Observing the Observer
Sometimes the observer is more enticing and memorable than the observed.
In this case, Monitor photographer Robert Harbison visited Meteor Crater in Arizona and saw this man studying the ''painting'' at the visitors' center.
But, look twice, it isn't a painting. It's a hole in the wall surrealistically transformed into a painting of the distant mountains. The big crater is on the other side of the wall and down 570 feet to rock bottom (deeper than the Washington Monument is high).
Along comes Harbison to set up the following chain of serious nonsense: you, the reader, observing Harbison's photo, in which he observed an observer observing the landscape, not to mention the writer of these words observing Harbison's photo of the observer observing.... Well, you get the picture.
The point here is not Meteor Crater. That was created some 22,000 years ago when a huge meteor hit the earth at an estimated 33,000 m.p.h. Anyone can observe the remaining brown hole, 4,150 feet across. Astronauts, preparing to go to the moon, trained here.

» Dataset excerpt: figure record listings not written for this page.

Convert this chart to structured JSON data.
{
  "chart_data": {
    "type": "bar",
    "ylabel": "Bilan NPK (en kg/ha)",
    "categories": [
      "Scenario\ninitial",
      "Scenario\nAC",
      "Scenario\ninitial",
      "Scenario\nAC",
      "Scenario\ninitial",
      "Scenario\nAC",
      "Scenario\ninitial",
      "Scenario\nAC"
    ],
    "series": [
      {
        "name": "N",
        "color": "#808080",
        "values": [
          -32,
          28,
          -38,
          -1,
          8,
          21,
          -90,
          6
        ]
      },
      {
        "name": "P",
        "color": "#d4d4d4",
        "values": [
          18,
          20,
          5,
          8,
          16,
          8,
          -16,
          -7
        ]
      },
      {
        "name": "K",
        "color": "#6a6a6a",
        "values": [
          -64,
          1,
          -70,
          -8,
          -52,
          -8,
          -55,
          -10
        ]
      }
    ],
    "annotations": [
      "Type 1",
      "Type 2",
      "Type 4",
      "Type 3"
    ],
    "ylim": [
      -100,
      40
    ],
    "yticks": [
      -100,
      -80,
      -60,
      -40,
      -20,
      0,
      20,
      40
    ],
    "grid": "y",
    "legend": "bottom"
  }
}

The point, I think, is that Harbison's contained view delightfully turns around the perspective to suggest a more open view. Herein lies one of the purposes of art, to tell the truth in a new way. As lawyer Clarence Darrow once said, ''The pursuit of truth shall set you free -- even if you never catch up with it.''
This photo, I think, demands a second look, even a third to catch up with it. That makes it an adventurous observation, like looking at a big hole in the ground and seeing possibilities instead of emptiness.